Not sure if this is a bug or if I’m doing something wrong (I’m inclined to assume the latter), but the code bellow (Iterative fitting of OLS model with stability check) works as expected on numba==0.58.1 and fails on numba==0.59.0. Any idea what might be happening?
Reprex:
import os
os.environ['OPENBLAS_NUM_THREADS'] = '1'
import numba
import numpy as np
from sklearn.datasets import make_regression
@numba.jit(nopython=True, cache=True, parallel=True)
def stable_fit(X, y, threshold=3):
"""Fitting stable regressions using an adapted CCDC method
Models are first fit using OLS regression. Those models are then checked for
stability. If a model is not stable, the two oldest
acquisitions are removed, a model is fit using this shorter
time-series and again checked for stability. This process continues as long
as all of the following 3 conditions are met:
1. The timeseries is still unstable
2. There are enough cloud-free acquisitions left (threshold is 1.5x the
number of parameters in the design matrix)
3. The time series includes data of more than half a year
Stability depends on all these three conditions being true:
1. slope / RMSE < threshold
2. first observation / RMSE < threshold
3. last observation / RMSE < threshold
Args:
X ((M, N) np.ndarray): Matrix of independant variables
y ((M, K) np.ndarray): Matrix of dependant variables
threshold (float): Sensitivity of stability checking.
Returns:
beta (numpy.ndarray): The array of regression estimators
residuals (numpy.ndarray): The array of residuals
is_stable (numpy.ndarray): 1D Boolean array indicating stability
"""
min_obs = int(X.shape[1] * 1.5)
beta = np.zeros((X.shape[1], y.shape[1]), dtype=np.float64)
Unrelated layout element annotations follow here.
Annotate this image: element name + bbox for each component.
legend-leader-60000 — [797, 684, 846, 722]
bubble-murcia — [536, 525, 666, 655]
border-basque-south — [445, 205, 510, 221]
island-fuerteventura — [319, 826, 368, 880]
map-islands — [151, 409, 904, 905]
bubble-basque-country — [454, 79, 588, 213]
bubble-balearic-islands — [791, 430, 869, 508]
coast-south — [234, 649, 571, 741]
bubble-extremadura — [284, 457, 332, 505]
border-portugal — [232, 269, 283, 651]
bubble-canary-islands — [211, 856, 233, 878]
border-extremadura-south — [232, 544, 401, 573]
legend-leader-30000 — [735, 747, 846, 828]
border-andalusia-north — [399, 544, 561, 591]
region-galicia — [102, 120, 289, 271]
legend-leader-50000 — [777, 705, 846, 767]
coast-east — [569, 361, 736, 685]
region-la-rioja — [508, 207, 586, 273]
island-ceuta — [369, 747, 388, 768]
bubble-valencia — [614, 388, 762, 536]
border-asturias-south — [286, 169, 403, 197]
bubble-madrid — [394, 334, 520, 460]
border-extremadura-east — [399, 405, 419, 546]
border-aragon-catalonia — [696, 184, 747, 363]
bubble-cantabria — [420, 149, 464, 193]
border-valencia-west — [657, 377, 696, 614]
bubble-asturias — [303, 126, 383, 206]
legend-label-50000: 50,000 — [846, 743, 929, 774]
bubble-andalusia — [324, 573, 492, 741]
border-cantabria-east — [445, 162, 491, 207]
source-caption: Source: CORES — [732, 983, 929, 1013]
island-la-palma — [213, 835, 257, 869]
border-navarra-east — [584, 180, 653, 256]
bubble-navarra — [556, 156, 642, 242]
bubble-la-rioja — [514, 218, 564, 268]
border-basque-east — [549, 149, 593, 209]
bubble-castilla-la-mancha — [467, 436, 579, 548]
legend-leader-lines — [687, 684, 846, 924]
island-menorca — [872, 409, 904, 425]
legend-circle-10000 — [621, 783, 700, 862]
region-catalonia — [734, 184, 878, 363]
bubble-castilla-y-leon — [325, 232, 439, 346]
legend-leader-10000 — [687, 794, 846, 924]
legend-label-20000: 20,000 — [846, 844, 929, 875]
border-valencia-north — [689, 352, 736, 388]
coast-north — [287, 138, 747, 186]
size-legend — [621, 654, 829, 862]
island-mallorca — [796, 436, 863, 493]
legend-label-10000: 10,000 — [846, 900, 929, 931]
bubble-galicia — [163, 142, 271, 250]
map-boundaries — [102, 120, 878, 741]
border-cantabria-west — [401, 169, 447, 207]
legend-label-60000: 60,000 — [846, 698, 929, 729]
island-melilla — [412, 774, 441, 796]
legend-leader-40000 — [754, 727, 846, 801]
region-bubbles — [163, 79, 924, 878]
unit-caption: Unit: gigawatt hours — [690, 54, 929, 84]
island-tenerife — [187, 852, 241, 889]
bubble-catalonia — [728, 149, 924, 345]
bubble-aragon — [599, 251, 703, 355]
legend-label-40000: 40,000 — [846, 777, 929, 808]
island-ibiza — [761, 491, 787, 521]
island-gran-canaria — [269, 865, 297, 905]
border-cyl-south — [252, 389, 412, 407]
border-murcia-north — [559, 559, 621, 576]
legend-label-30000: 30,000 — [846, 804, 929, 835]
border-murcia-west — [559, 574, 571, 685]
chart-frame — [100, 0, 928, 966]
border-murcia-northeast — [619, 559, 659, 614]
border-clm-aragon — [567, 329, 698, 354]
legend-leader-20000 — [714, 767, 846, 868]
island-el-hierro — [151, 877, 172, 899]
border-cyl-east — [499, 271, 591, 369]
residuals = np.full_like(y, np.nan)
stable = np.empty((y.shape[1]))
for idx in range(y.shape[1]):
y_sub = y[:, idx]
isna = np.isnan(y_sub)
X_sub = X[~isna]
y_sub = y_sub[~isna]
is_stable = False
# Run until minimum observations
# or until stability is reached
for jdx in numba.prange(len(y_sub), min_obs-1, -2):
# Timeseries gets reduced by two elements
# each iteration
y_ = y_sub[-jdx:]
X_ = X_sub[-jdx:]
beta_sub = np.linalg.solve(np.dot(X_.T, X_), np.dot(X_.T, y_))
resid_sub = np.dot(X_, beta_sub) - y_
# Check for stability
rmse = np.sqrt(np.mean(resid_sub ** 2))
slope = np.fabs(beta_sub[1]) / rmse < threshold
first = np.fabs(resid_sub[0]) / rmse < threshold
last = np.fabs(resid_sub[-1]) / rmse < threshold
# Break if stability is reached
is_stable = slope & first & last
if is_stable:
break
beta[:,idx] = beta_sub
residuals[-jdx:,idx] = resid_sub
stable[idx] = is_stable
return beta, residuals, stable.astype(np.bool_)
# Run on test data
X, y = make_regression(n_samples=200, n_features=4, n_targets=50)
stable_fit(X,y)